I’m not opposed to the idea of immutable structs. They can make code less confusing. But simpler coding does not happen automatically because a struct is immutable. Immutable structs aren’t really functionally different from mutable structs. Immutable structs don’t guarantee better or simpler code, and Mutable structs don’t guarantee worse or more confusing code. What really matters is that your types, structs or otherwise, are designed to make their behavior intuitive.

“But There Are Other Reasons To Use Immutable Types!”

It’s true! In certain situations, immutable types are easier to reason about. Even though your string is an object, it’s value can’t be changed behind your back. Good to know! Immutable types are great for multi-threading, too. But these aren’t arguments that support the notion that all structs should be immutable. If anything, they apply more to reference-types than value-types.

What About Structs That Implement Interfaces?
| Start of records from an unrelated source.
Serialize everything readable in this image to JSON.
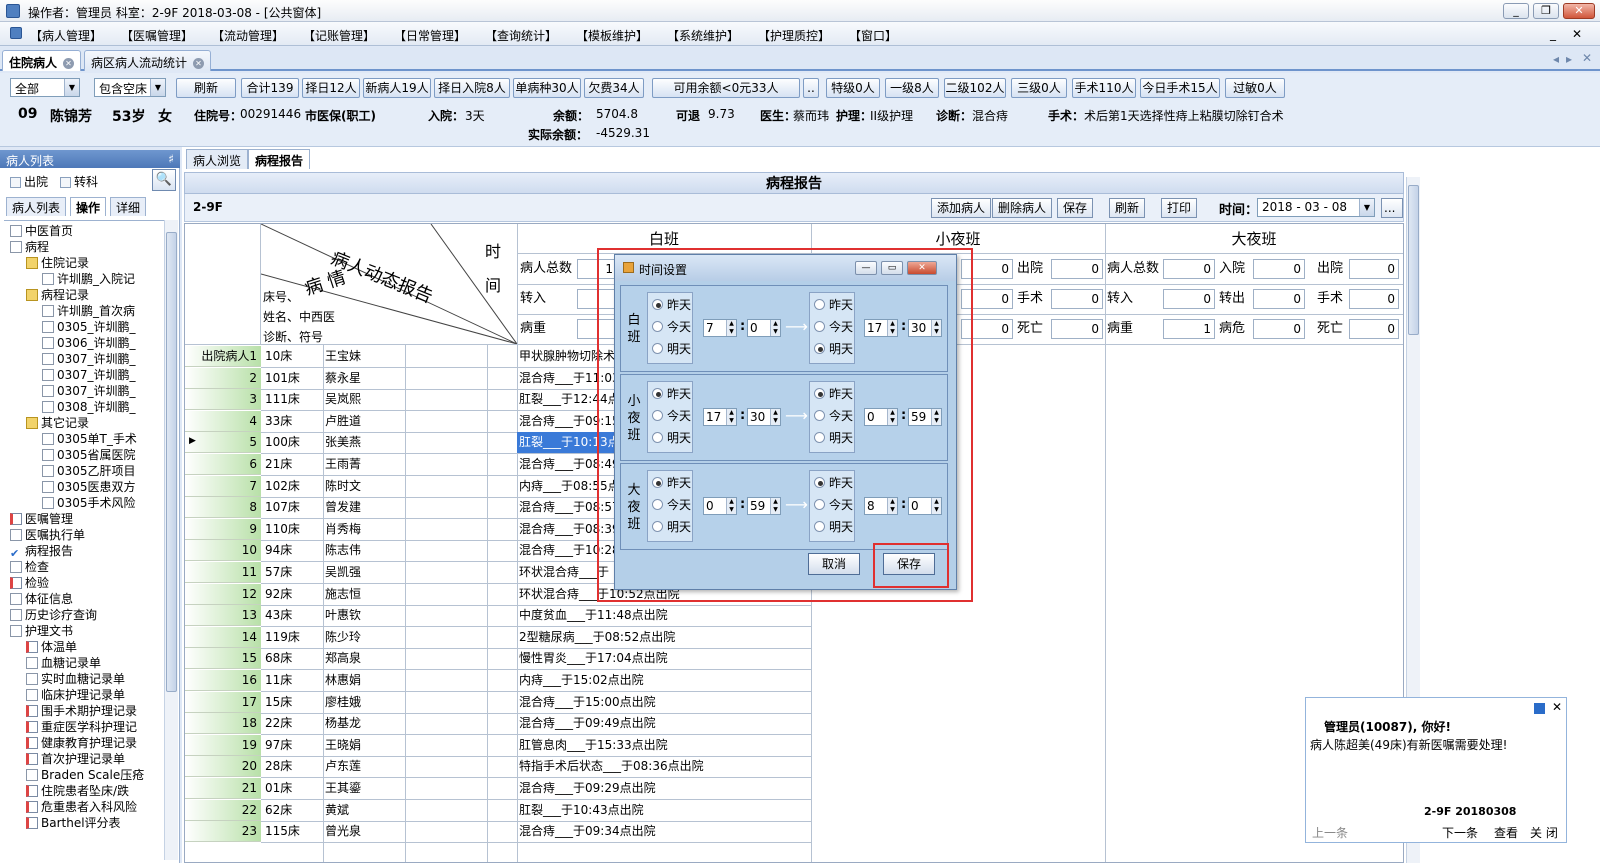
{
  "window": {
    "title": "操作者：管理员  科室：2-9F  2018-03-08 - [公共窗体]",
    "min": "_",
    "max": "❐",
    "close": "✕"
  },
  "menu": [
    "【病人管理】",
    "【医嘱管理】",
    "【流动管理】",
    "【记账管理】",
    "【日常管理】",
    "【查询统计】",
    "【模板维护】",
    "【系统维护】",
    "【护理质控】",
    "【窗口】"
  ],
  "menu_right": [
    "_",
    "✕"
  ],
  "doc_tabs": [
    "住院病人",
    "病区病人流动统计"
  ],
  "filter": {
    "combo1": "全部",
    "combo2": "包含空床",
    "buttons": [
      "刷新",
      "合计139",
      "择日12人",
      "新病人19人",
      "择日入院8人",
      "单病种30人",
      "欠费34人",
      "可用余额<0元33人",
      "..",
      "特级0人",
      "一级8人",
      "二级102人",
      "三级0人",
      "手术110人",
      "今日手术15人",
      "过敏0人"
    ]
  },
  "patient": {
    "bed": "09",
    "name": "陈锦芳",
    "age": "53岁",
    "sex": "女",
    "inpatient_no_label": "住院号：",
    "inpatient_no": "00291446",
    "insurance": "市医保(职工)",
    "admit_label": "入院：",
    "admit": "3天",
    "balance_label": "余额：",
    "balance": "5704.8",
    "refundable_label": "可退",
    "refundable": "9.73",
    "actual_label": "实际余额：",
    "actual": "-4529.31",
    "doctor_label": "医生：",
    "doctor": "蔡而玮",
    "care_label": "护理：",
    "care": "II级护理",
    "diag_label": "诊断：",
    "diag": "混合痔",
    "surgery_label": "手术：",
    "surgery": "术后第1天选择性痔上粘膜切除钉合术"
  },
  "left": {
    "title": "病人列表",
    "pin": "♯",
    "chk_discharge": "出院",
    "chk_transfer": "转科",
    "search": "🔍",
    "tabs": [
      "病人列表",
      "操作",
      "详细"
    ],
    "tree": [
      {
        "t": "中医首页",
        "l": 1,
        "i": "doc"
      },
      {
        "t": "病程",
        "l": 1,
        "i": "doc"
      },
      {
        "t": "住院记录",
        "l": 2,
        "i": "folder"
      },
      {
        "t": "许圳鹏_入院记",
        "l": 3,
        "i": "doc"
      },
      {
        "t": "病程记录",
        "l": 2,
        "i": "folder"
      },
      {
        "t": "许圳鹏_首次病",
        "l": 3,
        "i": "doc"
      },
      {
        "t": "0305_许圳鹏_",
        "l": 3,
        "i": "doc"
      },
      {
        "t": "0306_许圳鹏_",
        "l": 3,
        "i": "doc"
      },
      {
        "t": "0307_许圳鹏_",
        "l": 3,
        "i": "doc"
      },
      {
        "t": "0307_许圳鹏_",
        "l": 3,
        "i": "doc"
      },
      {
        "t": "0307_许圳鹏_",
        "l": 3,
        "i": "doc"
      },
      {
        "t": "0308_许圳鹏_",
        "l": 3,
        "i": "doc"
      },
      {
        "t": "其它记录",
        "l": 2,
        "i": "folder"
      },
      {
        "t": "0305单T_手术",
        "l": 3,
        "i": "doc"
      },
      {
        "t": "0305省属医院",
        "l": 3,
        "i": "doc"
      },
      {
        "t": "0305乙肝项目",
        "l": 3,
        "i": "doc"
      },
      {
        "t": "0305医患双方",
        "l": 3,
        "i": "doc"
      },
      {
        "t": "0305手术风险",
        "l": 3,
        "i": "doc"
      },
      {
        "t": "医嘱管理",
        "l": 1,
        "i": "red"
      },
      {
        "t": "医嘱执行单",
        "l": 1,
        "i": "doc"
      },
      {
        "t": "病程报告",
        "l": 1,
        "i": "check"
      },
      {
        "t": "检查",
        "l": 1,
        "i": "doc"
      },
      {
        "t": "检验",
        "l": 1,
        "i": "red"
      },
      {
        "t": "体征信息",
        "l": 1,
        "i": "doc"
      },
      {
        "t": "历史诊疗查询",
        "l": 1,
        "i": "doc"
      },
      {
        "t": "护理文书",
        "l": 1,
        "i": "doc"
      },
      {
        "t": "体温单",
        "l": 2,
        "i": "red"
      },
      {
        "t": "血糖记录单",
        "l": 2,
        "i": "doc"
      },
      {
        "t": "实时血糖记录单",
        "l": 2,
        "i": "doc"
      },
      {
        "t": "临床护理记录单",
        "l": 2,
        "i": "doc"
      },
      {
        "t": "围手术期护理记录",
        "l": 2,
        "i": "red"
      },
      {
        "t": "重症医学科护理记",
        "l": 2,
        "i": "red"
      },
      {
        "t": "健康教育护理记录",
        "l": 2,
        "i": "red"
      },
      {
        "t": "首次护理记录单",
        "l": 2,
        "i": "red"
      },
      {
        "t": "Braden Scale压疮",
        "l": 2,
        "i": "doc"
      },
      {
        "t": "住院患者坠床/跌",
        "l": 2,
        "i": "red"
      },
      {
        "t": "危重患者入科风险",
        "l": 2,
        "i": "red"
      },
      {
        "t": "Barthel评分表",
        "l": 2,
        "i": "red"
      }
    ]
  },
  "main": {
    "tabs": [
      "病人浏览",
      "病程报告"
    ],
    "report_title": "病程报告",
    "ward": "2-9F",
    "toolbar": {
      "add": "添加病人",
      "del": "删除病人",
      "save": "保存",
      "refresh": "刷新",
      "print": "打印",
      "time_label": "时间：",
      "time": "2018 - 03 - 08",
      "more": "..."
    },
    "header_diag": {
      "title": "病人动态报告",
      "sub1": "时",
      "sub2": "间",
      "bingqing": "病 情",
      "f1": "床号、",
      "f2": "姓名、中西医",
      "f3": "诊断、符号"
    },
    "shifts": [
      "白班",
      "小夜班",
      "大夜班"
    ],
    "stat_labels": {
      "total": "病人总数",
      "in": "入院",
      "out": "出院",
      "transfer_in": "转入",
      "transfer_out": "转出",
      "surgery": "手术",
      "severe": "病重",
      "critical": "病危",
      "death": "死亡"
    },
    "day": {
      "total": "1"
    },
    "evening": {
      "out": "0",
      "surgery": "0",
      "death": "0",
      "v1": "0",
      "v2": "0",
      "v3": "0"
    },
    "night": {
      "total": "0",
      "in": "0",
      "out": "0",
      "transfer_in": "0",
      "transfer_out": "0",
      "surgery": "0",
      "severe": "1",
      "critical": "0",
      "death": "0"
    },
    "rows": [
      {
        "rh": "出院病人1",
        "bed": "10床",
        "name": "王宝妹",
        "txt": "甲状腺肿物切除术"
      },
      {
        "rh": "2",
        "bed": "101床",
        "name": "蔡永星",
        "txt": "混合痔___于11:03"
      },
      {
        "rh": "3",
        "bed": "111床",
        "name": "吴岚熙",
        "txt": "肛裂___于12:44点"
      },
      {
        "rh": "4",
        "bed": "33床",
        "name": "卢胜道",
        "txt": "混合痔___于09:15"
      },
      {
        "rh": "5",
        "bed": "100床",
        "name": "张美燕",
        "txt": "肛裂___于10:13点",
        "sel": true
      },
      {
        "rh": "6",
        "bed": "21床",
        "name": "王雨菁",
        "txt": "混合痔___于08:49"
      },
      {
        "rh": "7",
        "bed": "102床",
        "name": "陈时文",
        "txt": "内痔___于08:55点"
      },
      {
        "rh": "8",
        "bed": "107床",
        "name": "曾发建",
        "txt": "混合痔___于08:57"
      },
      {
        "rh": "9",
        "bed": "110床",
        "name": "肖秀梅",
        "txt": "混合痔___于08:39"
      },
      {
        "rh": "10",
        "bed": "94床",
        "name": "陈志伟",
        "txt": "混合痔___于10:28"
      },
      {
        "rh": "11",
        "bed": "57床",
        "name": "吴凯强",
        "txt": "环状混合痔___于"
      },
      {
        "rh": "12",
        "bed": "92床",
        "name": "施志恒",
        "txt": "环状混合痔___于10:52点出院"
      },
      {
        "rh": "13",
        "bed": "43床",
        "name": "叶惠钦",
        "txt": "中度贫血___于11:48点出院"
      },
      {
        "rh": "14",
        "bed": "119床",
        "name": "陈少玲",
        "txt": "2型糖尿病___于08:52点出院"
      },
      {
        "rh": "15",
        "bed": "68床",
        "name": "郑高泉",
        "txt": "慢性胃炎___于17:04点出院"
      },
      {
        "rh": "16",
        "bed": "11床",
        "name": "林惠娟",
        "txt": "内痔___于15:02点出院"
      },
      {
        "rh": "17",
        "bed": "15床",
        "name": "廖桂娥",
        "txt": "混合痔___于15:00点出院"
      },
      {
        "rh": "18",
        "bed": "22床",
        "name": "杨基龙",
        "txt": "混合痔___于09:49点出院"
      },
      {
        "rh": "19",
        "bed": "97床",
        "name": "王晓娟",
        "txt": "肛管息肉___于15:33点出院"
      },
      {
        "rh": "20",
        "bed": "28床",
        "name": "卢东莲",
        "txt": "特指手术后状态___于08:36点出院"
      },
      {
        "rh": "21",
        "bed": "01床",
        "name": "王其鎏",
        "txt": "混合痔___于09:29点出院"
      },
      {
        "rh": "22",
        "bed": "62床",
        "name": "黄斌",
        "txt": "肛裂___于10:43点出院"
      },
      {
        "rh": "23",
        "bed": "115床",
        "name": "曾光泉",
        "txt": "混合痔___于09:34点出院"
      }
    ]
  },
  "dialog": {
    "title": "时间设置",
    "min": "—",
    "max": "▭",
    "close": "✕",
    "radio": [
      "昨天",
      "今天",
      "明天"
    ],
    "groups": [
      {
        "label": "白班",
        "from_sel": 0,
        "fh": "7",
        "fm": "0",
        "to_sel": 2,
        "th": "17",
        "tm": "30"
      },
      {
        "label": "小夜班",
        "from_sel": 0,
        "fh": "17",
        "fm": "30",
        "to_sel": 0,
        "th": "0",
        "tm": "59"
      },
      {
        "label": "大夜班",
        "from_sel": 0,
        "fh": "0",
        "fm": "59",
        "to_sel": 0,
        "th": "8",
        "tm": "0"
      }
    ],
    "cancel": "取消",
    "save": "保存",
    "colon": ":",
    "arrow": "⟶"
  },
  "notify": {
    "hello": "管理员(10087), 你好!",
    "msg": "病人陈超美(49床)有新医嘱需要处理!",
    "foot": "2-9F 20180308",
    "prev": "上一条",
    "next": "下一条",
    "view": "查看",
    "close": "关 闭"
  }
}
Here’s a good one: When is a value-type not a value-type?

interface IAdd {
    void Increment();
}

struct IntContainer: IAdd {
    public int Value;

    public IntContainer(int value) { this.Value = value; }
    public void Increment() { Value++; }
    public override String ToString() { return Value.ToString(); }
}

public void Confusion() {
    IntContainer ValueA = new IntContainer(10);
    IntContainer ValueB = ValueA;

    ValueB.Increment();
    Console.WriteLine(ValueA); // Output: 10

    IAdd ReferenceA = new IntContainer(10);
    IAdd ReferenceB = ReferenceA;
    ReferenceB.Increment();
    Console.WriteLine(ReferenceA) // Output: 11
}

This is another case of bad new caused by treating values like objects. The interface is an object-oriented concept. A value is just a value; an object implements an interface. In the wonderful world of .NET, though, structs are allowed to implement an interface. When we need to treat a value like an object, it gets boxed. It gets put in the same kind of “package” as every normal reference-type object. In most cases, we can’t use the boxed value until we un-box it by casting it back to a value type. This means that while it’s parading as an object, it never actually has the chance to act like an object. Interfaces are the exception, because they box a value type, and they declare behavior for that boxed object. Magically, our simple value has been promoted to a full-on object! This results in contradictory semantics. It’s hard to see this as a sensible behavior. (But what’s the alternative?)

This is an argument that is sometimes made for immutable structs. If a struct is not mutable, this problem can’t manifest.

The statement is true enough, but it doesn’t actually fix anything. If an interface implies mutability, the struct must be mutable. How do you implement an immutable IEnumerator? If the interface doesn’t imply mutability, then the implementation probably shouldn’t mutate the struct. The best solution is to avoid treating values like objects.

The Moral Of The Story

I’ve said it plenty of times by now. Values aren’t objects. Know the difference between the two, and design your types so that their behavior is intuitive. If this means making a struct immutable, so be it, but this doesn’t need to be a hard-and-fast rule.